Friday, January 14, 2011

Hawaiian Islands Satellite Interpretation Message

Hawaiian Islands Satellite Interpretation Message
Fri, 14 Jan 2011 12:30:00 -0600

Based on data through 1800 UTC January 14 2011.

Cloud cover is generally decreasing and stability is slowly increasing over the main Hawaiian islands. Meanwhile, a very strong low is affecting Midway atoll and is dragging a front over laysan island.

An extremely strong, low latitude, and zonal, or west to east flowing, west Pacific jet stream is running along 30°N as far east as 170°W, .then turns to the northeast. This jet stream is supporting a storm force low only 450 miles north of Midway atoll. Scattered to locally broken cumulus clouds are racing across Midway from the west in a prefrontal flow. The associated front lies over laysan island about 275 miles southeast of Midway, or 625 miles northwest of Kauai. The ragged front is marked by a 200 mile-wide band of broken layered clouds from 30°N 165°W to 25°N 173°W, then becomes dominated by low clouds to 21°N 180°. The front is travelling to the east at 35 to 40 mph.
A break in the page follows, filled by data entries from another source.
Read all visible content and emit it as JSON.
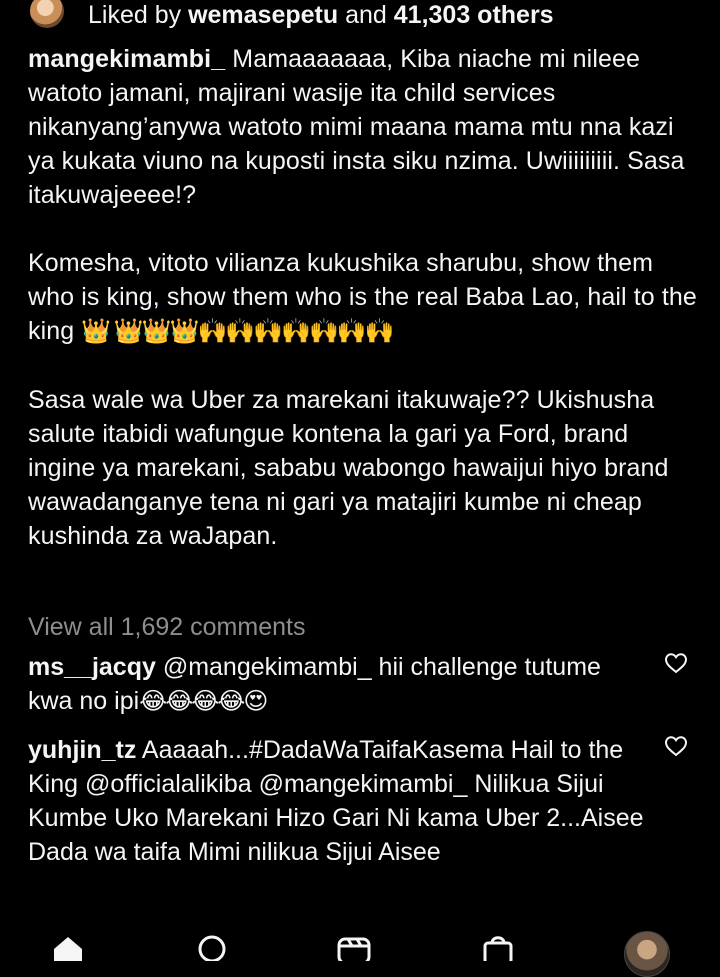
{
  "likes": {
    "prefix": "Liked by ",
    "user": "wemasepetu",
    "middle": " and ",
    "count": "41,303 others"
  },
  "post": {
    "username": "mangekimambi_",
    "p1": "Mamaaaaaaa, Kiba niache mi nileee watoto jamani, majirani wasije ita child services nikanyang’anywa watoto mimi maana mama mtu nna kazi ya kukata viuno na kuposti insta siku nzima. Uwiiiiiiiii. Sasa itakuwajeeee!?",
    "p2": "Komesha, vitoto vilianza kukushika sharubu, show them who is king, show them who is the real Baba Lao, hail to the king",
    "p2_emojis": "👑 👑👑👑🙌🙌🙌🙌🙌🙌🙌",
    "p3": "Sasa wale wa Uber za marekani itakuwaje?? Ukishusha salute itabidi wafungue kontena la gari ya Ford, brand ingine ya marekani, sababu wabongo hawaijui hiyo brand wawadanganye tena ni gari ya matajiri kumbe ni cheap kushinda za waJapan."
  },
  "view_all_comments": "View all 1,692 comments",
  "comments": [
    {
      "username": "ms__jacqy",
      "text": " @mangekimambi_ hii challenge tutume kwa no ipi",
      "emojis": "😂😂😂😂😍"
    },
    {
      "username": "yuhjin_tz",
      "text": " Aaaaah...#DadaWaTaifaKasema  Hail to the King @officialalikiba  @mangekimambi_ Nilikua Sijui Kumbe Uko Marekani Hizo Gari Ni kama Uber  2...Aisee  Dada wa taifa Mimi nilikua Sijui Aisee",
      "emojis": ""
    }
  ],
  "icons": {
    "heart": "heart-icon",
    "home": "home-icon",
    "search": "search-icon",
    "reels": "reels-icon",
    "shop": "shop-icon",
    "profile": "profile-avatar"
  },
  "colors": {
    "background": "#000000",
    "text": "#f5f5f5",
    "muted": "#8e8e8e"
  }
}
The main Hawaiian islands lie under a southerly low-level flow ahead of the front. A narrow band of prefrontal convergence with tops over 20000 ft is draped over Kauai and the Kauai channel. As a result, the garden isle is covered with broken low clouds. Although Oahu is just east of this feature, moisture remains high with precipitable water values over 1.5 inches, and broken low clouds cover much of the island. Cloud cover diminishes to the east. Patches of broken low clouds are found on the higher terrain of west and east Molokai. The rest of Maui county is mostly clear. On the Big Island, stable stratocumulus clouds moving up from the southeast, producing small areas of broken low clouds over Kau and Puna. Stability is gradually returning as upper level ridging builds over the islands.

Elsewhere, prefrontal convergence north of the main Hawaiian islands is producing isolated thunderstorms which have decreased in coverage this morning. Isolated thunderstorms rise to 35000 ft north of 24°N between 161°W and 152°W.